|The ZIMBABWE Situation||Our
thoughts and prayers are with Zimbabwe |
- may peace, truth and justice prevail.
Alastair Leithead |
BBC correspondent in Johannesburg
The leader of the opposition in Zimbabwe, Morgan Tsvangirai, has appeared in court with two other high-ranking party officials charged with treason.
But the case has again been postponed, this time until August.
I don't know what's going on here
Morgan Tsvangirai, opposition leader
Walking out of the courtroom, Mr Tsvangirai described the five minute hearing as "a circus".
"I don't know what's going on here," he said.
He and his co-accused deny charges of treason over allegations they plotted to assassinate President Mugabe.

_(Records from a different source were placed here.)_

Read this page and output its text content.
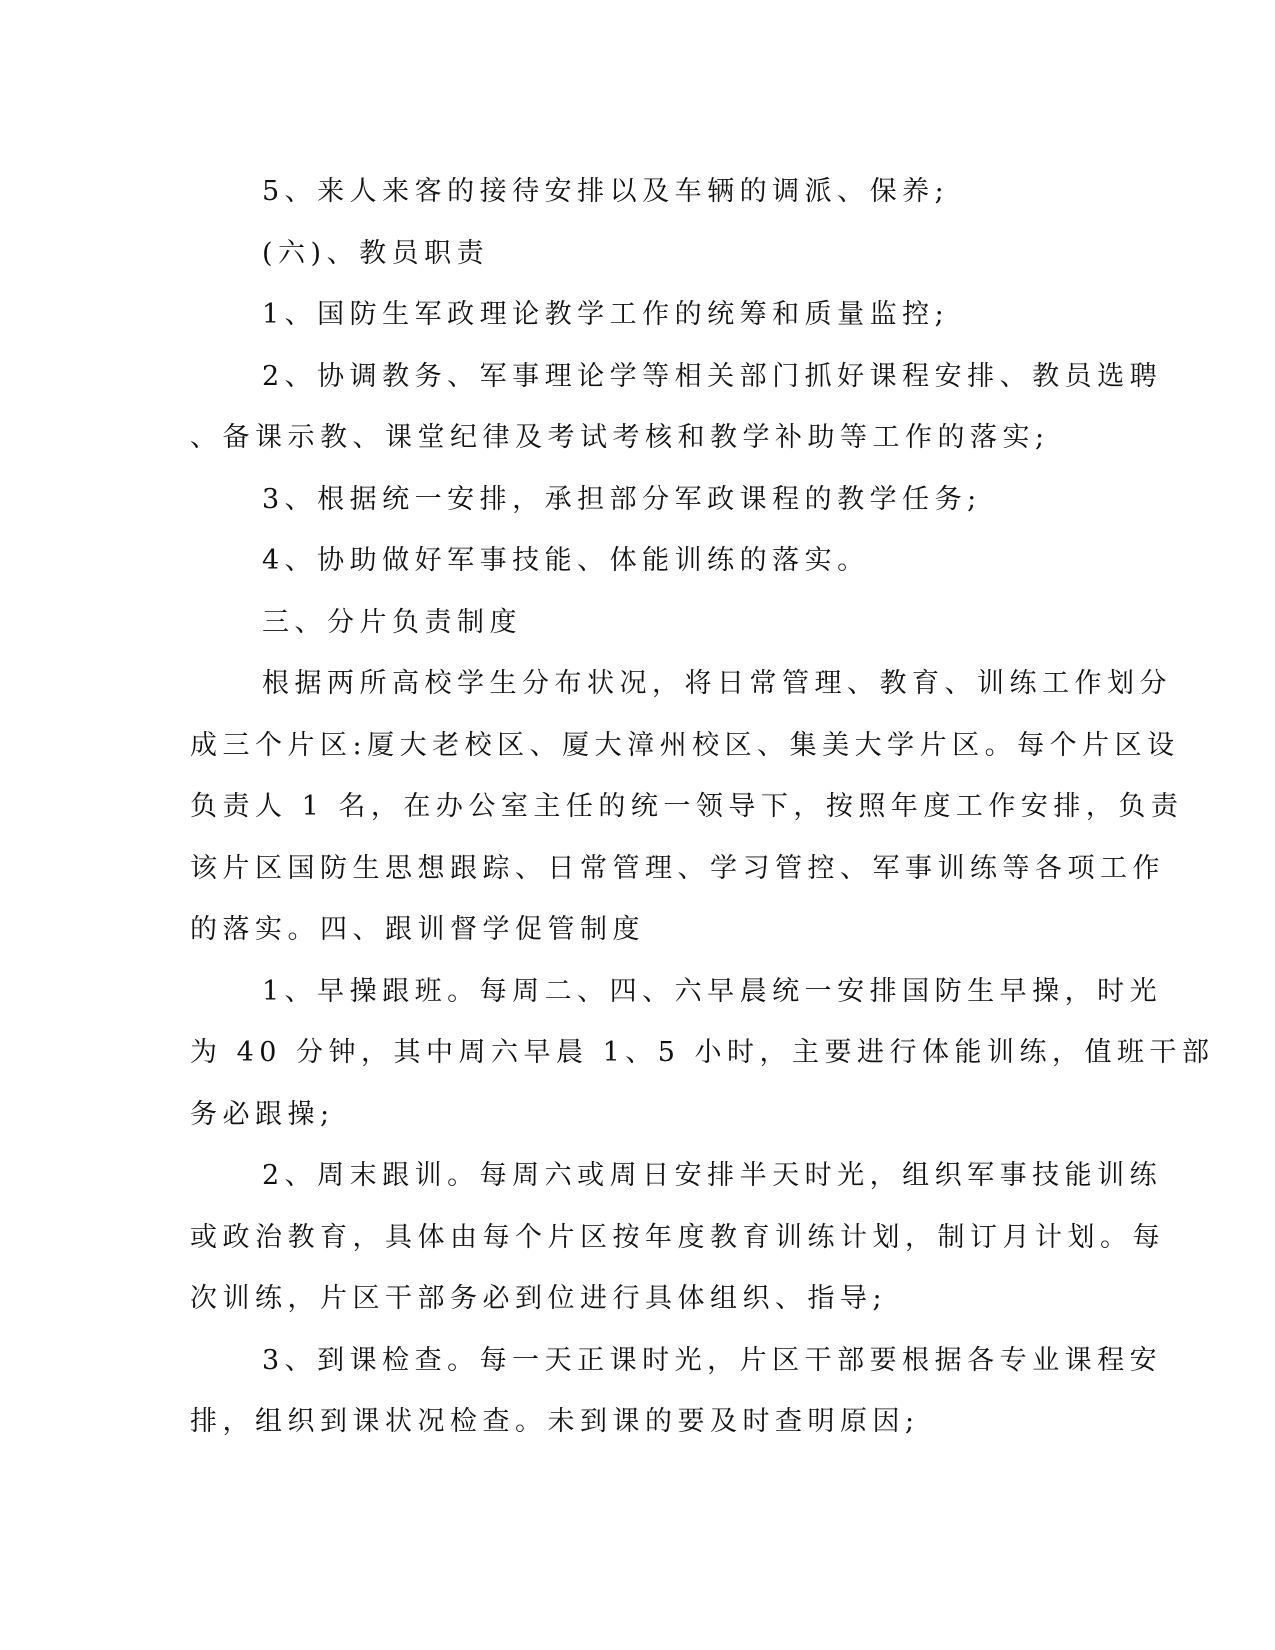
5、来人来客的接待安排以及车辆的调派、保养;

(六)、教员职责

1、国防生军政理论教学工作的统筹和质量监控;

2、协调教务、军事理论学等相关部门抓好课程安排、教员选聘

、备课示教、课堂纪律及考试考核和教学补助等工作的落实;

3、根据统一安排，承担部分军政课程的教学任务;

4、协助做好军事技能、体能训练的落实。

三、分片负责制度

根据两所高校学生分布状况，将日常管理、教育、训练工作划分

成三个片区:厦大老校区、厦大漳州校区、集美大学片区。每个片区设

负责人 1 名，在办公室主任的统一领导下，按照年度工作安排，负责

该片区国防生思想跟踪、日常管理、学习管控、军事训练等各项工作

的落实。四、跟训督学促管制度

1、早操跟班。每周二、四、六早晨统一安排国防生早操，时光

为 40 分钟，其中周六早晨 1、5 小时，主要进行体能训练，值班干部

务必跟操;

2、周末跟训。每周六或周日安排半天时光，组织军事技能训练

或政治教育，具体由每个片区按年度教育训练计划，制订月计划。每

次训练，片区干部务必到位进行具体组织、指导;

3、到课检查。每一天正课时光，片区干部要根据各专业课程安

排，组织到课状况检查。未到课的要及时查明原因;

They argue they were set up by government agents trying to discredit Mr Tsvangirai in the lead-up to the March presidential election.
President Mugabe won the election, but the result was described as severely flawed by the international community, and rejected by the opposition.
The case has been remanded until 2 August, after the judge accepted the prosecutor's request for another delay.
The state now has three months to decide whether to indict the men for trial in the High Court if convicted they face the death penalty.
The charges have been condemned by western countries as a form of political retribution, an accusation the government denies.
Mr Tsvangirai was released on bail after being formally charged with treason in March.
He was ordered to pay 1.5 million Zimbabwean dollars (around $27,000), and surrender deeds to property and his passport.
Commonwealth observers said the presidential election in March was marred by a climate of fear and violence against opposition supporters.
As a result Zimbabwe was suspended from the Commonwealth for a year.